Green as a Prius, performs as a Porsche: the four-door Panamera hybrid
While some may have doubted the wisdom of building a four-door Porsche sports car, there's no question that the Porsche Panamera, which debuted at the Shanghai Auto Show in 2009, has proven to be an important addition to the German automaker's lineup.
The new-for-2014 Panamera S E-Hybrid marks the first time Porsche has offered a plug-in hybrid model.
By Tom Jensen
While some may have doubted the wisdom of building a four-door Porsche sports car, there’s no question that the Porsche Panamera, which debuted at the Shanghai Auto Show in 2009, has proven to be an important addition to the German automaker’s lineup.
For 2014, there are a whopping nine different variants of the Panamera available in the United States, ranging from the base Panamera at $78,100, all the way up to the Panamera Turbo Executive at a wallet-popping $161,100.
Regardless of which Panamera model you choose, however, rest assured that you can carry four regular-sized adults, something that can’t be said of the Porsche 911, Boxster or Cayman, all of which are wonderful cars, but limited in passenger capacity.
Our test car this week was one of the most intriguing of the nine models, the new-for-2014 Panamera S E-Hybrid.
This is the first time Porsche has offered a plug-in hybrid model, which the automaker says is a significant upgrade from the previous S Hybrid.
New this year is a 95-horsepower electric motor, more than double the power of the prior motor, which mates with a 333-horsepower, supercharged gasoline engine to produce total output of 416 horsepower and 435 pound-feet of torque.

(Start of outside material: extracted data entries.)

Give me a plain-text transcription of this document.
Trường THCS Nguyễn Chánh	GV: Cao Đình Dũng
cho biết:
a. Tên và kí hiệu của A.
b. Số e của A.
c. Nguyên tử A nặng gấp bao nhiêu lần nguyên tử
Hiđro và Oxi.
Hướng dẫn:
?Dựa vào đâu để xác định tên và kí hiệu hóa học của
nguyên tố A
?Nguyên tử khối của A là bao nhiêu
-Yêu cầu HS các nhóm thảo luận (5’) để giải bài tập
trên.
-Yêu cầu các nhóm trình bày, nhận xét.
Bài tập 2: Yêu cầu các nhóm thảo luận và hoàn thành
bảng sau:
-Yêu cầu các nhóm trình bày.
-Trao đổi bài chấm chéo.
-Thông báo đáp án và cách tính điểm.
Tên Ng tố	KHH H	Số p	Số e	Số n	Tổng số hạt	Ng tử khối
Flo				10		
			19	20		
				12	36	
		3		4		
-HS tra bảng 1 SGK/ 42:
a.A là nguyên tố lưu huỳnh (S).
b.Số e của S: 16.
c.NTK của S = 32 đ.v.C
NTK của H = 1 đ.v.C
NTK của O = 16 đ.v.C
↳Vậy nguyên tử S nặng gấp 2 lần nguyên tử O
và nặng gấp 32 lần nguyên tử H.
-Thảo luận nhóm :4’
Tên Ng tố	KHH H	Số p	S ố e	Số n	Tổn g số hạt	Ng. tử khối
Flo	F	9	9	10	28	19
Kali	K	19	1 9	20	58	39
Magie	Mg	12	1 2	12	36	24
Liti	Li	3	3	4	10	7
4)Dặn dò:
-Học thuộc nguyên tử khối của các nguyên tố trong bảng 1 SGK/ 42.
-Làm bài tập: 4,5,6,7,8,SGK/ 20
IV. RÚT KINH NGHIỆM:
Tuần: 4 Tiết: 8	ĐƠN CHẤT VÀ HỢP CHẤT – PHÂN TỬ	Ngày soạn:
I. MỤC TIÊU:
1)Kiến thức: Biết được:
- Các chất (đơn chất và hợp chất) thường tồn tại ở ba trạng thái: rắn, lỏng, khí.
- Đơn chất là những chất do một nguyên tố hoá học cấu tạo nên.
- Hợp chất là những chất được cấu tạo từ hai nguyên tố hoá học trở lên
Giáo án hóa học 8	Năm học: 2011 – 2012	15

The only available transmission is Porsche’s outstanding eight-speed Tiptronic automatic gearbox.
According to Porsche, “Electricity is stored in a newly developed lithium-ion battery, which at 9.4 kWh has increased capacity over the previous battery (1.7 kWh). Via the integrated on-board charging componentry and the standard Porsche Universal Charger (AC), the battery can reach full charge within approximately two and a half hours when connected to a 240V power source.” You can also recharge it in a normal home electrical outlet.

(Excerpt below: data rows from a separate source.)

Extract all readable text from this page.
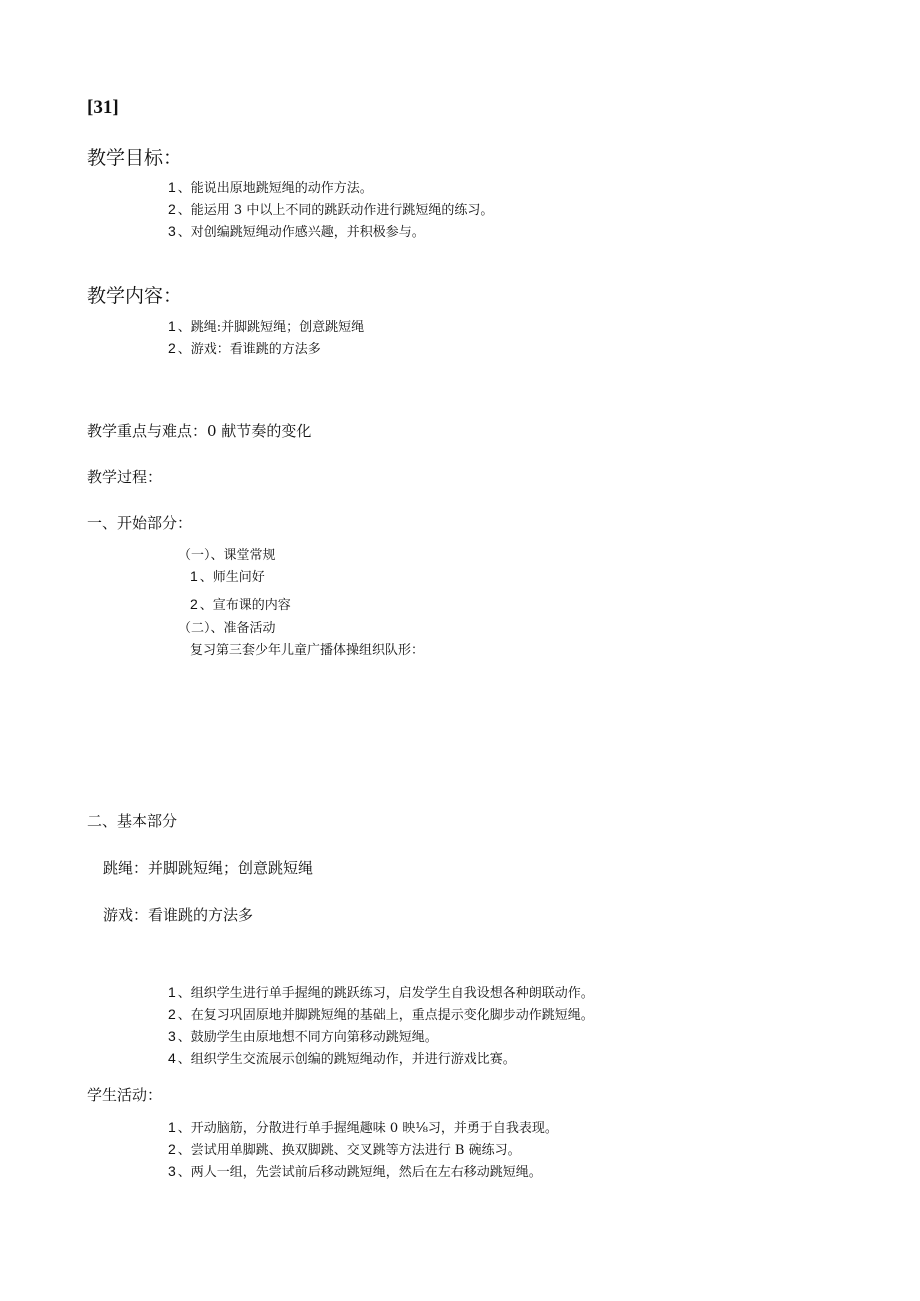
[31]
教学目标：
1 、能说出原地跳短绳的动作方法。
2 、能运用 3 中以上不同的跳跃动作进行跳短绳的练习。
3 、对创编跳短绳动作感兴趣，并积极参与。
教学内容：
1 、跳绳:并脚跳短绳；创意跳短绳
2 、游戏：看谁跳的方法多
教学重点与难点：0 献节奏的变化
教学过程：
一、开始部分：
（一）、课堂常规
1 、师生问好
2 、宣布课的内容
（二）、准备活动
复习第三套少年儿童广播体操组织队形：
二、基本部分
跳绳：并脚跳短绳；创意跳短绳
游戏：看谁跳的方法多
1 、组织学生进行单手握绳的跳跃练习，启发学生自我设想各种朗联动作。
2 、在复习巩固原地并脚跳短绳的基础上，重点提示变化脚步动作跳短绳。
3 、鼓励学生由原地想不同方向第移动跳短绳。
4 、组织学生交流展示创编的跳短绳动作，并进行游戏比赛。
学生活动：
1 、开动脑筋，分散进行单手握绳趣味 0 映⅛习，并勇于自我表现。
2 、尝试用单脚跳、换双脚跳、交叉跳等方法进行 B 碗练习。
3 、两人一组，先尝试前后移动跳短绳，然后在左右移动跳短绳。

There are three driving modes in the Panamera S E-Hybrid: The E-Power, E-Charge and Sport.
Performance is substantially enhanced in the new model. The E-Hybrid accelerates from a standing start to 60 mph in a mere 5.2 seconds. That’s a half a second faster than the old hybrid managed. And the E-Hybrid can be run for a distance of about 20 miles or so with the electric motor only, which has a top speed of 84 mph, about half of the 167 mph top speed of the gas and electric powerplants combined.
For gadget lovers, Porsche offers a smartphone app called the Porsche Car Connect, which can be used to remotely monitor charge status or driving range, as well as to activate the climate controls to pre-heat or cool the interior. Forget where you parked? The app will show you.

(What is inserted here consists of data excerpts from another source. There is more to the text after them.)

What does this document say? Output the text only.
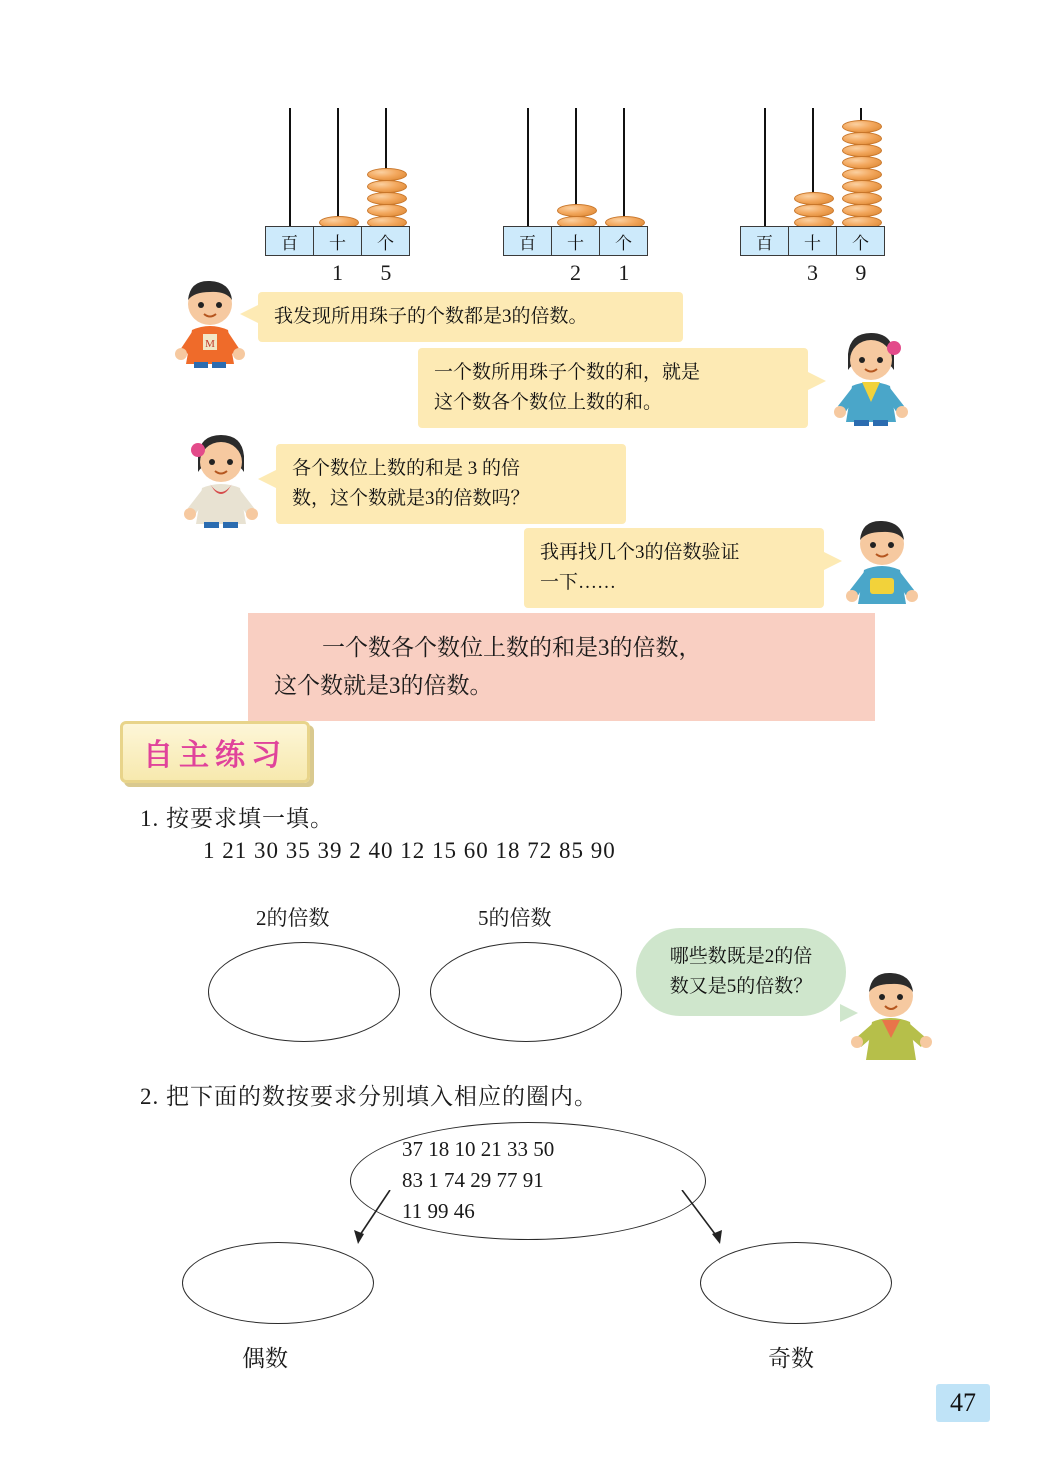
百	十	个
1	5
百	十	个
2	1
百	十	个
3	9
M
我发现所用珠子的个数都是3的倍数。
一个数所用珠子个数的和，就是
这个数各个数位上数的和。
各个数位上数的和是 3 的倍
数，这个数就是3的倍数吗？
我再找几个3的倍数验证
一下……
一个数各个数位上数的和是3的倍数，
这个数就是3的倍数。
自主练习
1. 按要求填一填。
1 21 30 35 39 2 40 12 15 60 18 72 85 90
2的倍数	5的倍数
哪些数既是2的倍
数又是5的倍数？
2. 把下面的数按要求分别填入相应的圈内。
37 18 10 21 33 50
83 1 74 29 77 91
11 99 46
偶数	奇数
47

To let folks know you’re environmentally friendly, there are subtle design tweaks to the Panamera S E-Hybrid. Porsche uses a color it calls “acid green” to set this model apart. Acid green is found in the “e-hybrid” logos on the front doors, the “Panamera S” model badge at the rear, the brake calipers, the instrument needles and the optional Sport Chrono clock needles.
There are three driving modes in the Panamera S E-Hybrid: E-Power mode is electric only; E-Charge mode recharges the batteries, while Sport mode “offers typical Porsche performance and a sporty accelerator pedal characteristic for more direct response.”
And at the end of the day, that’s what this is really all about: Yes, this is a hybrid. Yes, it has four doors. But it’s not a Prius, it’s a Porsche. And it drives just like a Porsche sports car should, with brisk acceleration, wonderfully direct steering and some of the best brakes you will find in any production car.
As with every single car Porsche sells, the workmanship on the Panamera S E-Hybrid is world-class. There are no corners cut, there are no compromises made for the sake of shoring up the P&L. This is both a proper sports car and a proper luxury sedan. Most importantly, it’s a proper Porsche – with head and legroom for four adults.
The only caveat thrown out is that Porsche’s nearly bespoke-level of optional equipment can drive the price through the sunroof quickly, as witnessed by the more than $31,000 worth of options ladled onto our test car.
Kudos to Porsche for simultaneously staying true to its roots while building a car that expands the pool of potential buyers and adds the latest environmentally friendly technology. This one is a winner.